Android would have gone nowhere without being acquired, since OEMs and carriers wouldn't talk to such a small company.
Yes it gives you traction, when otherwise people might not have heard of you, but you also lose your identity more than ever. In the past when Google acquired something it was like "Yay! Google!" now it is like "Yay that company! And sorry." Actually the top comment in this thread nailed my immediate feelings pretty well.
I think there a lot of things to bash Google on, but the outcome of Motorola is not one of them. The G and X look like great phones and they were all pieces of shit before.
I think the concern is that they'll tie it into their data collections practices. An online page to manage your thermostat(s) remotely and grant access to the API, but you have to sign in with your Google+ account to access it.

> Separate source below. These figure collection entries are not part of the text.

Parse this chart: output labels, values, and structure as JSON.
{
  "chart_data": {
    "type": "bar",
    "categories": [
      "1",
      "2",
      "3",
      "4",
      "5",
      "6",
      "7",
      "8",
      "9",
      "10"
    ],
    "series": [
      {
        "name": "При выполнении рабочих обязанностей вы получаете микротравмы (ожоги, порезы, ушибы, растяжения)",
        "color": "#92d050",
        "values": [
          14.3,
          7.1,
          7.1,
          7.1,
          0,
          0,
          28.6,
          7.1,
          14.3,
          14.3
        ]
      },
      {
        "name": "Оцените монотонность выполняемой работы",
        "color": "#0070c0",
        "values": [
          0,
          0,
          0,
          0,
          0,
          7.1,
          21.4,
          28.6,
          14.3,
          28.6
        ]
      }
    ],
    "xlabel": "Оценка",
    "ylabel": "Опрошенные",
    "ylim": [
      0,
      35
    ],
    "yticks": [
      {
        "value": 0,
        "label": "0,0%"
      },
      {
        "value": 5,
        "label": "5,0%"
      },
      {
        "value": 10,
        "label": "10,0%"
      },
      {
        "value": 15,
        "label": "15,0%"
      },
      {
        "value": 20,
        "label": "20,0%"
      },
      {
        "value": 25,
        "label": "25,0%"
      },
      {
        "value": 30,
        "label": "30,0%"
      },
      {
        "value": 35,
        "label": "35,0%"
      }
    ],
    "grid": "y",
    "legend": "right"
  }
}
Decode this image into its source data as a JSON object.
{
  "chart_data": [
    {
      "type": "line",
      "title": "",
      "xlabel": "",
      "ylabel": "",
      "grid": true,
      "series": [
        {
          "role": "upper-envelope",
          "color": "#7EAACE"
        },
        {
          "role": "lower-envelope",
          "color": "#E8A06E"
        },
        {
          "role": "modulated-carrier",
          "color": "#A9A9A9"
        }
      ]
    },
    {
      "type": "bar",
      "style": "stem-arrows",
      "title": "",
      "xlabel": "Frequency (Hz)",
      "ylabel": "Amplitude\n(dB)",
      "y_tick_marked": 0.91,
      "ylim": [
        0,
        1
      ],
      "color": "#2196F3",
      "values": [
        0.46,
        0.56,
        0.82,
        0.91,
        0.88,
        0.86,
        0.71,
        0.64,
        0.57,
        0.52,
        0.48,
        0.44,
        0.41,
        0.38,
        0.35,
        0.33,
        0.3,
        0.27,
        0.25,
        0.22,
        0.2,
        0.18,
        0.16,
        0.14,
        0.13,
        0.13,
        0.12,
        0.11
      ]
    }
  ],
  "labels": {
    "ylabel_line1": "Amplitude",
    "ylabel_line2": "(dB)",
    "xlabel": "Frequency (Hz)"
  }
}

Poe's law explains why sarcasm doesn't work on the internet:
"Without a blatant display of humor, it is impossible to
create a parody of extremism or fundamentalism that
someone won't mistake for the real thing." [1]
Well not exactly: the one(?) form of sarcasm that works very well is when the facts being stated are clearly false. Though obviously this does rely on the audience knowing the factual background...
It relies on more than that. Not only does this rely on the audience to know the factual background, but it also relies on them coming to the conclusion that you also know the factual background and are not just uninformed, misinformed, or plain wrong. Sarcasm on the internet only works well between people who are familiar with one another.
This also relies on a similar cultural background. You'd be surprised at the cultural differences between US/California (a lot of the posters here) and Eastern Europe (my case). And my situation is mild - imagine how this scales between US/California and someone from a completely different culture (China, Africa, India). Actually it doesn't scale at all :)
If you must use sarcasm, here are a couple of common ways:
1) Yeah...because>(rest of comment)
[the ellipsis will clarify that the comment is sarcasm at least some of the time but its reliability is not perfect]
2) end your comment with '/s'
[most people know this means the previous comment was meant as sarcasm. it should be the preferred method of communicating sarcasm and the sentiment that the referenced recipient is obviously wrong]
"Fast updates"? "Wonderful skin of Android"? Yes, that's sarcasm. MotoBlur was a prime example of egregious and UX-destroying vendor meddling with Android.
I hope the next Nexus phone is made by Motorola. I really like the body of their devices. I wanted to get a Moto X developer edition but it was too expensive, unfortunately.